MI PRIMO ALEJANDRO


Alejandro fue arrancado de la tierra de los vivos lleno de vida...


Ya hemos enterrado a Alejandro, al lado de sus padres y de los míos. Crecimos juntos, como hermanos, compartiendo penas y alegrías, y se nos fue en un mes, con 61 años y lleno de ganas de vivir. Nos tenía acostumbrados a grandes sacudidas emocionales y su muerte fue la última de ellas. Se fue estrujándonos el corazón, dándonos un abrazo estrechísimo, colmadísimo, a la medida, por fin, de esas ansias de amor suyas que en vida le hicieron padecer tanto. Ahora puedo ver con claridad quién era esa persona que Dios me puso tan cerca, tanto tanto, que llegué a confundir su anhelo de amor con torpe egoísmo.

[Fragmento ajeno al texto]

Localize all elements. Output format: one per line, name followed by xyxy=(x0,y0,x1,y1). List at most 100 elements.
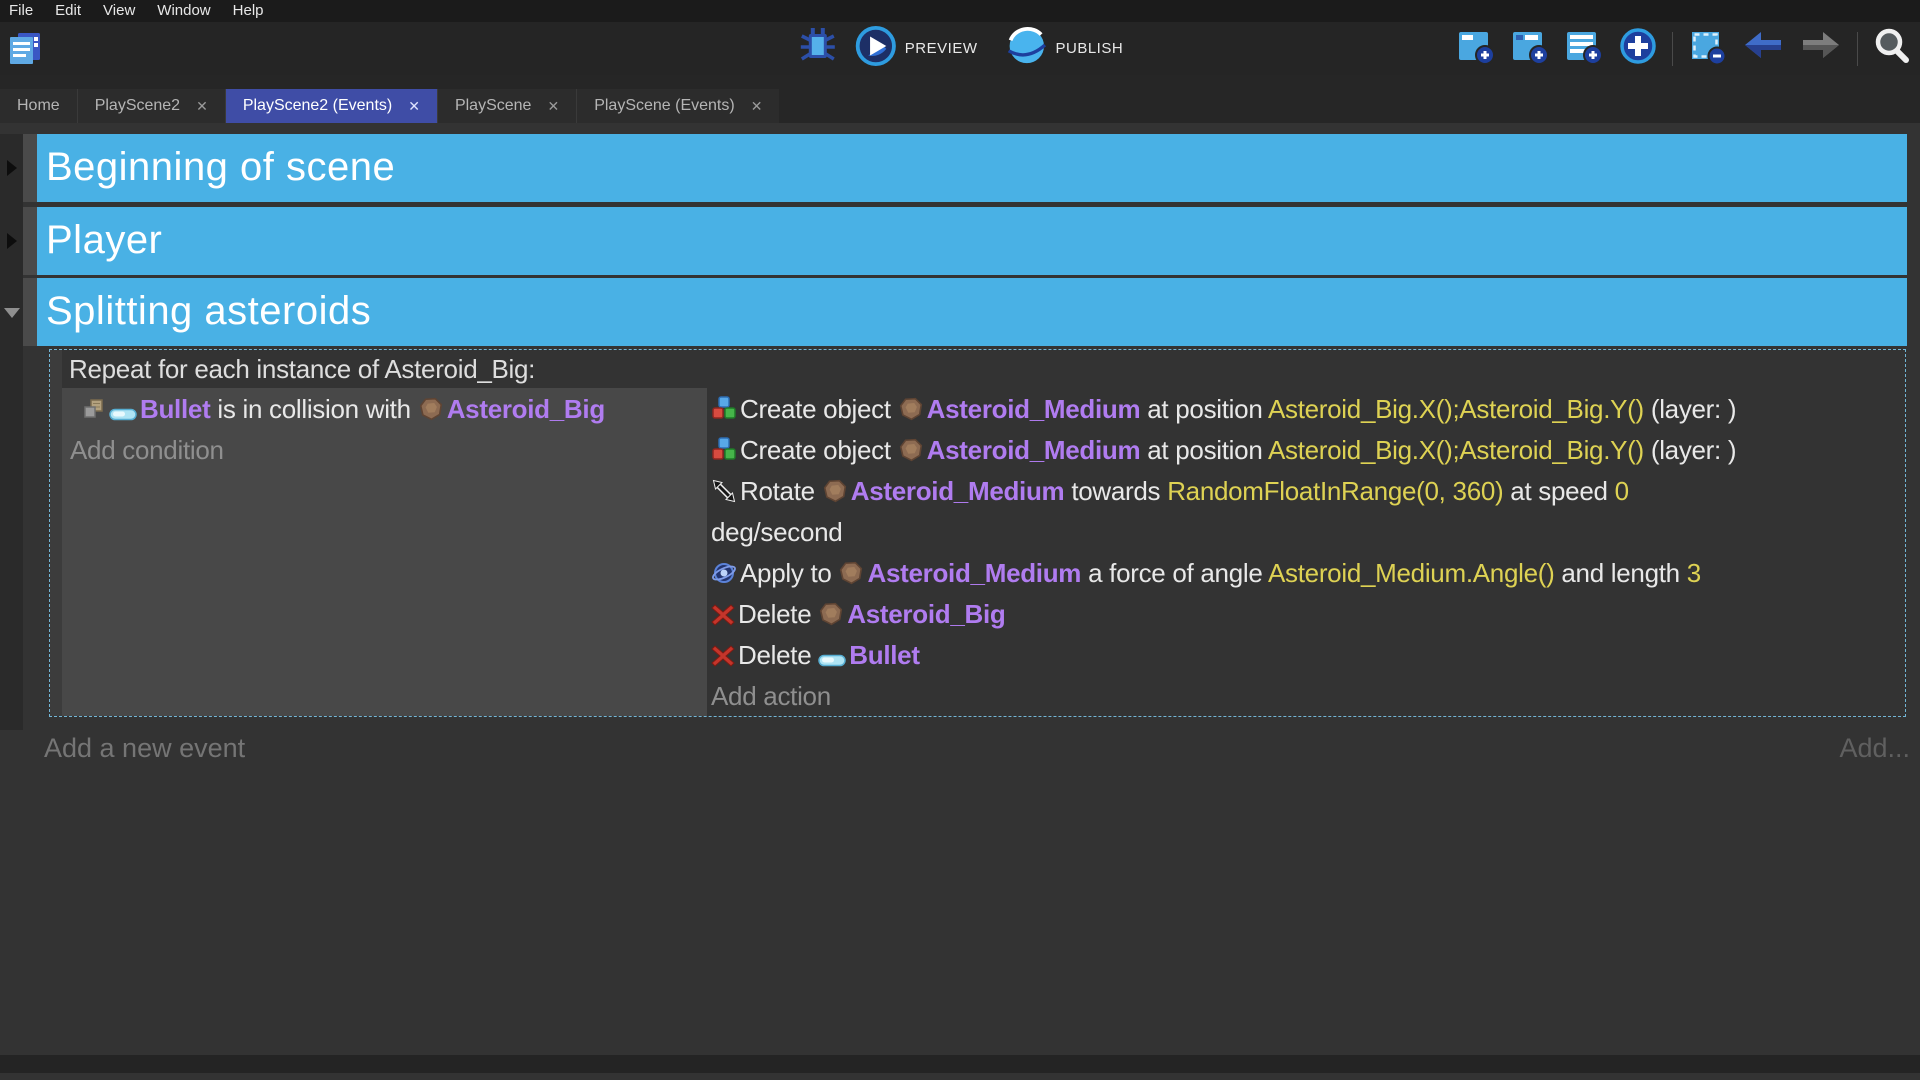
preview-label: PREVIEW xyxy=(905,40,978,57)
add-more-circle-icon[interactable] xyxy=(1618,26,1658,71)
event-content: Repeat for each instance of Asteroid_Big… xyxy=(62,350,1905,716)
text-segment: Asteroid_Big xyxy=(447,394,605,424)
text-segment: at speed xyxy=(1503,476,1614,506)
text-segment: a force of angle xyxy=(1081,558,1268,588)
text-segment: Asteroid_Medium xyxy=(927,394,1141,424)
menu-bar: FileEditViewWindowHelp xyxy=(0,0,1920,22)
group-gutter xyxy=(23,134,37,202)
create-object-icon xyxy=(711,389,737,430)
repeat-header[interactable]: Repeat for each instance of Asteroid_Big… xyxy=(62,350,1905,388)
asteroid-icon xyxy=(418,389,444,430)
tab-playscene2[interactable]: PlayScene2✕ xyxy=(77,89,225,123)
asteroid-icon xyxy=(898,389,924,430)
condition-row[interactable]: Bullet is in collision with Asteroid_Big xyxy=(70,389,707,430)
text-segment: Bullet xyxy=(140,394,210,424)
add-subevent-icon[interactable] xyxy=(1510,26,1550,71)
group-title[interactable]: Splitting asteroids xyxy=(37,278,1907,346)
text-segment: at position xyxy=(1140,394,1268,424)
action-row[interactable]: Create object Asteroid_Medium at positio… xyxy=(711,430,1905,471)
preview-button[interactable]: PREVIEW xyxy=(855,25,978,72)
debug-icon[interactable] xyxy=(797,26,839,71)
text-segment: Asteroid_Big.X();Asteroid_Big.Y() xyxy=(1268,394,1644,424)
asteroid-icon xyxy=(838,553,864,594)
bullet-icon xyxy=(818,635,846,676)
undo-icon[interactable] xyxy=(1741,26,1785,71)
text-segment: Delete xyxy=(738,640,818,670)
expanded-arrow-icon[interactable] xyxy=(0,278,23,346)
close-icon[interactable]: ✕ xyxy=(547,98,559,115)
text-segment: Asteroid_Medium.Angle() xyxy=(1268,558,1554,588)
tab-bar: HomePlayScene2✕PlayScene2 (Events)✕PlayS… xyxy=(0,75,1920,123)
menu-item-file[interactable]: File xyxy=(2,0,44,22)
tab-playscene-events-[interactable]: PlayScene (Events) ✕ xyxy=(576,89,779,123)
close-icon[interactable]: ✕ xyxy=(751,98,763,115)
event-group-player[interactable]: Player xyxy=(0,207,1920,275)
rotate-icon xyxy=(711,471,737,512)
collision-icon xyxy=(82,389,106,430)
text-segment: Asteroid_Big xyxy=(847,599,1005,629)
toolbar-separator xyxy=(1672,32,1673,66)
tab-home[interactable]: Home xyxy=(0,89,77,123)
event-group-splitting-asteroids[interactable]: Splitting asteroids xyxy=(0,278,1920,346)
publish-globe-icon xyxy=(1005,25,1047,72)
actions-panel: Create object Asteroid_Medium at positio… xyxy=(707,388,1905,716)
action-row[interactable]: Delete Asteroid_Big xyxy=(711,594,1905,635)
project-manager-icon xyxy=(6,54,43,71)
add-new-event-button[interactable]: Add a new event xyxy=(0,733,245,764)
group-gutter xyxy=(23,207,37,275)
clear-selection-icon[interactable] xyxy=(1687,26,1727,71)
add-condition-button[interactable]: Add condition xyxy=(70,430,707,471)
text-segment: is in collision with xyxy=(210,394,417,424)
group-title[interactable]: Player xyxy=(37,207,1907,275)
menu-item-window[interactable]: Window xyxy=(146,0,221,22)
bullet-icon xyxy=(109,389,137,430)
text-segment: Asteroid_Medium xyxy=(927,435,1141,465)
publish-button[interactable]: PUBLISH xyxy=(1005,25,1123,72)
collapsed-arrow-icon[interactable] xyxy=(0,207,23,275)
toolbar-right xyxy=(1456,22,1912,75)
add-comment-icon[interactable] xyxy=(1564,26,1604,71)
scrollbar-track-horizontal[interactable] xyxy=(0,1055,1920,1073)
text-segment: Apply to xyxy=(740,558,838,588)
collapsed-arrow-icon[interactable] xyxy=(0,134,23,202)
play-icon xyxy=(855,25,897,72)
text-segment: towards xyxy=(1064,476,1167,506)
condition-lines: Bullet is in collision with Asteroid_Big xyxy=(70,389,707,430)
menu-item-edit[interactable]: Edit xyxy=(44,0,92,22)
conditions-panel: Bullet is in collision with Asteroid_Big… xyxy=(62,388,707,716)
close-icon[interactable]: ✕ xyxy=(196,98,208,115)
publish-label: PUBLISH xyxy=(1055,40,1123,57)
toolbar-center: PREVIEW PUBLISH xyxy=(797,25,1123,72)
text-segment: and length xyxy=(1554,558,1686,588)
asteroid-icon xyxy=(818,594,844,635)
action-row[interactable]: Create object Asteroid_Medium at positio… xyxy=(711,389,1905,430)
group-gutter xyxy=(23,278,37,346)
menu-item-view[interactable]: View xyxy=(92,0,146,22)
toolbar: PREVIEW PUBLISH xyxy=(0,22,1920,75)
tab-label: PlayScene (Events) xyxy=(594,97,735,115)
action-row[interactable]: Apply to Asteroid_Medium a force of angl… xyxy=(711,553,1905,594)
group-title[interactable]: Beginning of scene xyxy=(37,134,1907,202)
text-segment: Delete xyxy=(738,599,818,629)
text-segment: (layer: ) xyxy=(1644,435,1736,465)
add-more-button[interactable]: Add... xyxy=(1839,733,1920,764)
close-icon[interactable]: ✕ xyxy=(408,98,420,115)
tab-label: PlayScene xyxy=(455,97,532,115)
add-action-button[interactable]: Add action xyxy=(711,676,1905,716)
project-manager-button[interactable] xyxy=(6,30,43,72)
action-row[interactable]: Delete Bullet xyxy=(711,635,1905,676)
event-group-beginning-of-scene[interactable]: Beginning of scene xyxy=(0,134,1920,202)
search-icon[interactable] xyxy=(1872,26,1912,71)
repeat-event-block[interactable]: Repeat for each instance of Asteroid_Big… xyxy=(49,349,1906,717)
asteroid-icon xyxy=(898,430,924,471)
tab-playscene2-events-[interactable]: PlayScene2 (Events)✕ xyxy=(225,89,437,123)
menu-item-help[interactable]: Help xyxy=(222,0,275,22)
action-row[interactable]: Rotate Asteroid_Medium towards RandomFlo… xyxy=(711,471,1905,553)
tab-playscene[interactable]: PlayScene ✕ xyxy=(437,89,576,123)
tab-label: Home xyxy=(17,97,60,115)
redo-icon[interactable] xyxy=(1799,26,1843,71)
add-event-icon[interactable] xyxy=(1456,26,1496,71)
text-segment: RandomFloatInRange(0, 360) xyxy=(1167,476,1503,506)
asteroid-icon xyxy=(822,471,848,512)
text-segment: Create object xyxy=(740,394,898,424)
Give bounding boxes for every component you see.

Insaciable buscador de la verdad y la justicia, rendido admirador de la belleza; declarado defensor del culto reverente a la bondad, desfacedor nato de entuertos, Sanchijote por los cuatro costados.
Venía a ti como vienen las olas del Mar Cantábrico, directas e impetuosas las más de las veces, tremendamente alzadas otras y, en el mejor de los casos, apaciguadas y amigables. Olas inquietas de un mar ancho y dilatado, con rumor de espumas, fuerte olor a sal y ansias de abrazar la tierra.
Agotado de buscar amor, murió; no viéndose correspondido, emigró; faltándole el amor, como al que le falta el aire, se fue en su busca.
Yo comprendo que se nos haya ido y me alegro por él, pues estoy seguro de que ahora está mejor.
Han pasado dos años desde su muerte y en este tiempo han sido muchas las veces que he recordado su última imagen, ya sin vida. Ningún muerto me había impactado tanto como mi primo. Tan fuerte era su presencia en mi alma que al ver su cuerpo sin vida, como si no fuera posible, me fui directo a él y le di un beso. La víspera de su muerte, el día de la Anunciación, le recordé la dicha que nos había venido por el fiat de María, la nueva Eva, y le animé a dar el suyo. Veinte años atrás había hecho algo parecido con su padre leyéndole el Génesis mientras esperaba a la muerte, por parecerme que en el principio de la Palabra Revelada podía encontrar su alma, también ávida de verdad -como todas-, más sustancia que en otros pasajes de la Biblia.
En aquel doloroso trance del repentino deterioro de Alejandro, cuando de sus acciones ya no se podía deducir su grado de consciencia, me di cuenta de que su alma estaba avezada en el discernimiento de espíritus, por lo que no me cabe ninguna duda de que está en vías de salvación.
Nos dejó Alejandro a su muerte un gran vacío y por ese efecto pudimos calibrar mucho mejor hasta qué punto era un alma grande y una excelente persona. 
El amianto de los Altos Hornos causó la muerte fulminante de Alejandro. La probabilidad de que un varón de 61 años, no fumador, enferme de cáncer de pulmón y se muera en un mes son mínimas, pero se disparan si en su trabajo habitual inhala fibras de amianto. 
El Servicio de Prevención y Riesgos Laborales, que me tiene a mí apartado de las aulas  desde hace más de tres años sin motivo, permitió que mi primo estuviera respirando veneno durante mucho más tiempo. A mi quisieran quitarme de en medio, a él lo quitaron sin proponérselo.
El afán de lucro que no repara en las personas mató a mi primo Alejandro. Y, sin embargo, él nos dejó un ejemplo de generosidad. Si la crónica de su muerte estuviera escrita por él no encontraríamos en ella ningún rencor, aunque, eso sí, contaría alto y claro lo sucedido
y pediría justicia. Descanse en paz.